Jones did not attempt to hide his disgust with the Dover, Pennsylvania school board and its so-called "ID policy." The policy required that reading material on intelligent design, including a book entitled Of Pandas and People, be recommended to high school biology students at the start of the section on evolution.
In his opinion he wrote,
"The citizens of the Dover area were poorly served by the members of the Board who voted for the ID policy. It is ironic that several of these individuals, who so staunchly and proudly touted their religious convictions in public, would time and again lie to cover their tracks and disguise the real purpose behind the ID Policy."
The ruling was a rare bolt of logic in a year when much of the nation seemed to be coming under the thrall of intelligent design -- the idea that the diversity of biological species we see today could not have come about without supernatural intervention.

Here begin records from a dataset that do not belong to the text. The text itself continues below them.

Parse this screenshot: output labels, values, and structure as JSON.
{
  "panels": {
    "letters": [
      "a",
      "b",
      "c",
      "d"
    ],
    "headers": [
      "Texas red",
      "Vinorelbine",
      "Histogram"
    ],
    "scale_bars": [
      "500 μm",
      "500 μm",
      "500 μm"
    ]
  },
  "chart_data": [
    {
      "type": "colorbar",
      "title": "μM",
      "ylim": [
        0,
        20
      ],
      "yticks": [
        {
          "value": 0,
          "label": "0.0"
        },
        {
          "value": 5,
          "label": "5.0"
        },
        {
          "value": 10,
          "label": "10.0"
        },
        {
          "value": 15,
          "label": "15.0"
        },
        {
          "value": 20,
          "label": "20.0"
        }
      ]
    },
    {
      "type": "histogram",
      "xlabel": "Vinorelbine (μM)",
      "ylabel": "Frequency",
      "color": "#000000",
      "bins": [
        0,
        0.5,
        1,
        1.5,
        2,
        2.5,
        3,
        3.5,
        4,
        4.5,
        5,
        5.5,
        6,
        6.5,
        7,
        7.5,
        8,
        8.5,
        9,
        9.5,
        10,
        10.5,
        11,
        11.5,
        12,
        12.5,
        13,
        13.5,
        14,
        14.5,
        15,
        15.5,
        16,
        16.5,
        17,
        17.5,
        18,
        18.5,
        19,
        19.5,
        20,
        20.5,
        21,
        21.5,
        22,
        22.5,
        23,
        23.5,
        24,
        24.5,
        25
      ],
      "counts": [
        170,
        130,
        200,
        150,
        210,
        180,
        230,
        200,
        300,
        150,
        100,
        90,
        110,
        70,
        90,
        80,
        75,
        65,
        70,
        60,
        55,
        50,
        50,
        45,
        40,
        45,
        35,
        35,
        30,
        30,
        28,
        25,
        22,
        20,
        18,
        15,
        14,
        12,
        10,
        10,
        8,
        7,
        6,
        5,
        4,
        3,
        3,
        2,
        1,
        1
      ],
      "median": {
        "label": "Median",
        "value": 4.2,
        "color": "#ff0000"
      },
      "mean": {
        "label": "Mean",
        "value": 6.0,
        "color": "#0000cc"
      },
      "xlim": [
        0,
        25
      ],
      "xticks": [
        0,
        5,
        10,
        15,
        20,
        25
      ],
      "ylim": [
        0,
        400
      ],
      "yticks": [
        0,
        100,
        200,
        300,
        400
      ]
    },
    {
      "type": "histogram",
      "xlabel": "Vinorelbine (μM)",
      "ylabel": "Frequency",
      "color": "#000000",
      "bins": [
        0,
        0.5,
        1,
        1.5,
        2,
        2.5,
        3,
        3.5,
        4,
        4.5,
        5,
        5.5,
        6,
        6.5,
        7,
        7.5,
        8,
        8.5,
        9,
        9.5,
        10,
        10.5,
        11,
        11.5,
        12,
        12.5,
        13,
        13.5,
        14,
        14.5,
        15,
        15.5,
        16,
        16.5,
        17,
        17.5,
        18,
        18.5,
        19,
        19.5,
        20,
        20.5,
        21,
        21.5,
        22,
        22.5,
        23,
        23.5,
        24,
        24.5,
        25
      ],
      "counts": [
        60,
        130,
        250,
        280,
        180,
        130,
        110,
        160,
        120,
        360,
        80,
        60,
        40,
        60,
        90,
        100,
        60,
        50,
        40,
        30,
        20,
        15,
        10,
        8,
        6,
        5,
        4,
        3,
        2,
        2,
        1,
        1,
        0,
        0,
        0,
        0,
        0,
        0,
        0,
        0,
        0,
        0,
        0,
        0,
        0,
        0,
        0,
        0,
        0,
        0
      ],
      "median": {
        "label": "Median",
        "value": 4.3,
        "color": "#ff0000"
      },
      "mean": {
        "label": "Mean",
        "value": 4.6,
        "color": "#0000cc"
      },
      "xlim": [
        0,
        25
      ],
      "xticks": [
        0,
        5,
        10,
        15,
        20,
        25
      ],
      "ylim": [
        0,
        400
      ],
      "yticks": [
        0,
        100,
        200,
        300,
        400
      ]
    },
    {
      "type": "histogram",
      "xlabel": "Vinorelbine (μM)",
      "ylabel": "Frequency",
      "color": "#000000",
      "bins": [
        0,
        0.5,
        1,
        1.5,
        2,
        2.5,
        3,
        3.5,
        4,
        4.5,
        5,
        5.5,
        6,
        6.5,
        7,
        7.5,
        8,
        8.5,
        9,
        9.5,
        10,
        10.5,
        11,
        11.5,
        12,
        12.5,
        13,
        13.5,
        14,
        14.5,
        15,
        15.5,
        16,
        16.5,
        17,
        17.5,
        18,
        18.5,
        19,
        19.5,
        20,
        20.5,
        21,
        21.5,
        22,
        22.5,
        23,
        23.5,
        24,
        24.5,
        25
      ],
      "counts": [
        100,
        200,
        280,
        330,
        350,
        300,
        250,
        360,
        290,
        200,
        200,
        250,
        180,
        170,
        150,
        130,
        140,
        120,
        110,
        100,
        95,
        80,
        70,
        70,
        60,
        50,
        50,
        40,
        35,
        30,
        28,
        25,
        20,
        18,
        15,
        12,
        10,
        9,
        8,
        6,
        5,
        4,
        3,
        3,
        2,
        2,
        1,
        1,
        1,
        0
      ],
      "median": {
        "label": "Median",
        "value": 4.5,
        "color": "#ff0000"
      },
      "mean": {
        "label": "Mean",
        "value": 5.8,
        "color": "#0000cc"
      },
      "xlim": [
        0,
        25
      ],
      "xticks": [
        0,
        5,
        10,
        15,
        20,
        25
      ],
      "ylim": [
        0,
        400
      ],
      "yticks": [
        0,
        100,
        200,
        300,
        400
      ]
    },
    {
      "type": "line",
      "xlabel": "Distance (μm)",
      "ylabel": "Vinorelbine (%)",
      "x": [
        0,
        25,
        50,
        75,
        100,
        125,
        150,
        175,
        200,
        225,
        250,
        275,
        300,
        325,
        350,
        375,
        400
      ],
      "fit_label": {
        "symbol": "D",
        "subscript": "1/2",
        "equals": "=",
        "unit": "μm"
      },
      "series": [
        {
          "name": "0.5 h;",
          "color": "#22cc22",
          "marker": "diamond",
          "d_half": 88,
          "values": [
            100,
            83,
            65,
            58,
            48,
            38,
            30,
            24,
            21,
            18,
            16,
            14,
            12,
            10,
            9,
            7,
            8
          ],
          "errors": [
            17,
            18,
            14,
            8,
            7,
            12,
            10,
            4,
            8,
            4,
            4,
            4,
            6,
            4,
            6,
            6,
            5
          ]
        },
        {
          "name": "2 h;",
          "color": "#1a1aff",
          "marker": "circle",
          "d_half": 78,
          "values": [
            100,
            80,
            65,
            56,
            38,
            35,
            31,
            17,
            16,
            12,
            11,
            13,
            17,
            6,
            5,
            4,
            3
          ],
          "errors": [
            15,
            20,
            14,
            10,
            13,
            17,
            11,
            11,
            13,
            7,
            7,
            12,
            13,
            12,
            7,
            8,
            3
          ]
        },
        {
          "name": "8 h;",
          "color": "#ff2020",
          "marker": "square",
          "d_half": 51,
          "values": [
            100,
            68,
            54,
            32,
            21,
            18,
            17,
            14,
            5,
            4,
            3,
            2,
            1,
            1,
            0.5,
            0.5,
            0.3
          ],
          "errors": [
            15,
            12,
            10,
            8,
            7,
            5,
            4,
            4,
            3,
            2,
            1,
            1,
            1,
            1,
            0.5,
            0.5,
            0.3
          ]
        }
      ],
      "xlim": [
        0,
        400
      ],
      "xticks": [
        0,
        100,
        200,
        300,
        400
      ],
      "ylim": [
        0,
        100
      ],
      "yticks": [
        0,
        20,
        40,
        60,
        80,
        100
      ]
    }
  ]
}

Last month, the Kansas State Board of Education handed down new science standards that attempt to poke holes in evolutionary theory -- holes into which discussion of intelligent design can be inserted. Ohio teachers continue to labor under similar standards. This month, a judge in Cobb County, Georgia upheld public schools' use of textbook stickers that repeat the old "evolution is only a theory" canard. Earlier in the year, President Bush himself recommended that intelligent design be taught in public schools.
Jack Krebs is president of Kansas Citizens for Science, a group that fought in vain to head off the state school board's creationist science standards. He told me that the Dover decision gives evolution's defenders in Kansas and across the nation a boost because Judge Jones declared that, "Intelligent design has no positive content, that it's just warmed-over creationist arguments against evolution and not accepted by mainstream science."

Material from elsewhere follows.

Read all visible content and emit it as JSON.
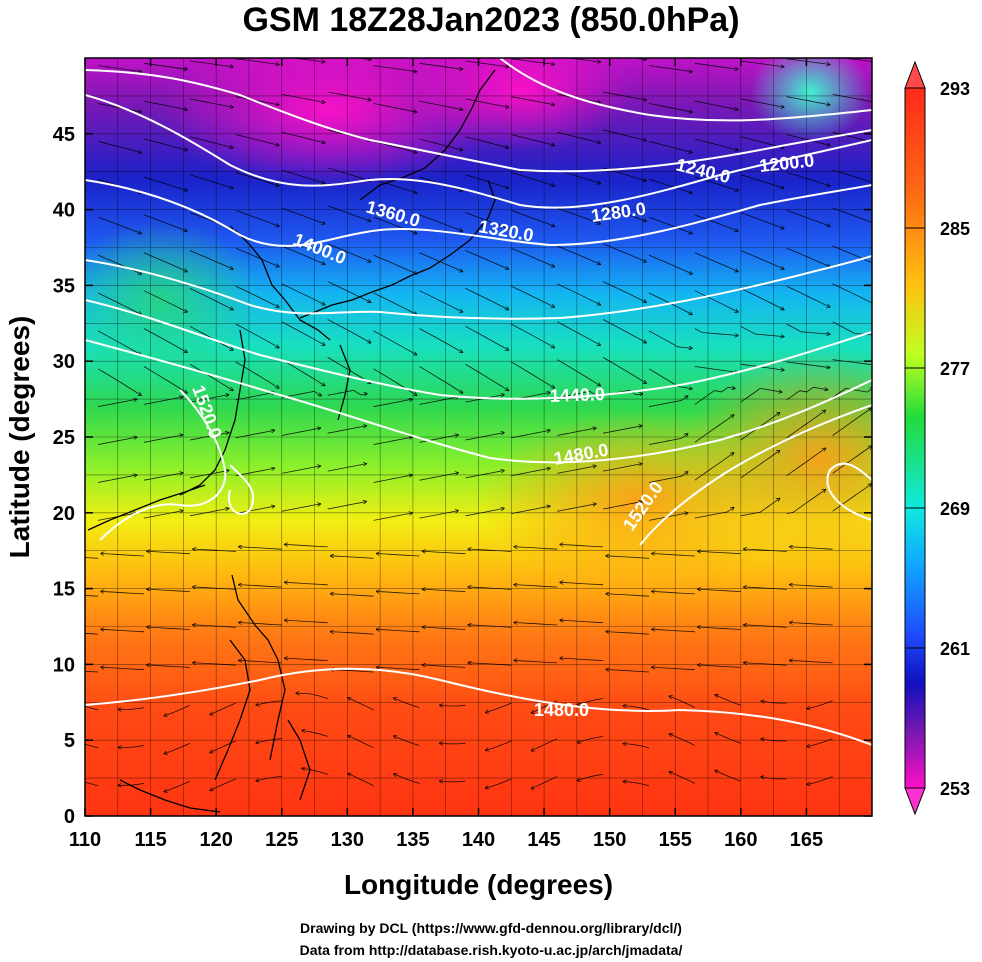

The ID policy's religious intent was made very clear, says Krebs: "The judge said the Dover school board's policy invoked supernatural causes outside the realm of science."
Because it so obviously violated the separation of church and state required by the U.S. Constitution, the Dover policy was an easy mark for Judge Jones. In contrast, intelligent design's most effective advocates so far have been academics who avoid any overt mention of religion.
But Jones made it clear that he regarded the entire field of intelligent design as faith-based -- that he wasn't fooled by the long days of scientific-sounding testimony he'd heard from university-based ID gurus.
At the Discovery Institute in Seattle, a high-profile research organization dedicated to giving intelligent design some intelligent substance, there was fury at Jones's identification of their mission with that of Dover's religious fundamentalists. John West, associate director of the institute's Center for Science and Culture said the ruling "makes it clear that [Jones] wants his place in history as the judge who issued a definitive decision about intelligent design. This is an activist judge who has delusions of grandeur."
Stan Cox is a plant breeder and writer in Salina, Kansas.